Identification of a new functional domain in the Mitofusin proteins
Sloat S.R., Engelhart E.A., Hoppins S.C.
University of Washington, Department of Biochemistry, Seattle, WA, USA
Mitochondrial membrane fusion is mechanistically unique and poorly understood. In vertebrates, mitochondrial outer membrane fusion requires Mitofusin1 and Mitofusin2 (Mfn1 and Mfn2), which function in place of a single outer membrane fusion protein in most other organisms. Despite their substantial similarity and shared role in mitochondrial fusion, Mfn1 and Mfn2 are functionally distinct. In fact, mitochondrial fusion is more efficient with Mfn1 and Mfn2 in a heterotypic complex, compared to either homotypic complex. Surprisingly, we have found that mutations in Mfn2 predicted to be catalytic dead are functional in a heterotypic complex with Mfn1, but not a homotypic complex.
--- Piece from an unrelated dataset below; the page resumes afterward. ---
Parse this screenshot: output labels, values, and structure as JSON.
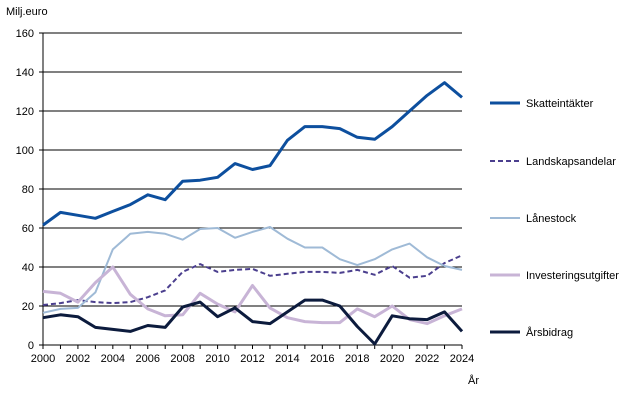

The same mutations in Mfn1 are non-functional in both heterotypic and homotypic complexes, indicating that only Mfn2 can function without enzymatic activity. To identify domains in Mfn1 and Mfn2 that are contributing to this important mechanistic distinction, we generated chimeric Mitofusin proteins and tested their function. We identified a small domain adjacent to the amino terminal GTPase domain, which we call GAD (GTPase adjacent domain), that contributes to Mitofusin-specific behavior. When we replace Mfn2-GAD with Mfn1-GAD, the chimeric protein (Mfn2-1GAD) rescues mitochondrial morphology in Mfn2 null cells. Interestingly, in contrast to Mfn2, rescue by Mfn2-1GAD is dependent on the catalytic activity of the GTPase domain. These results indicate that the GAD domain is altering the behavior of the Mfn2 GTPase domain to a more Mfn1-like state, where catalytic dead mutations are non-functional. Together, our data indicate that we have identified an important domain in the middle region of the Mitofusin proteins that confers Mitofusin-specific activity.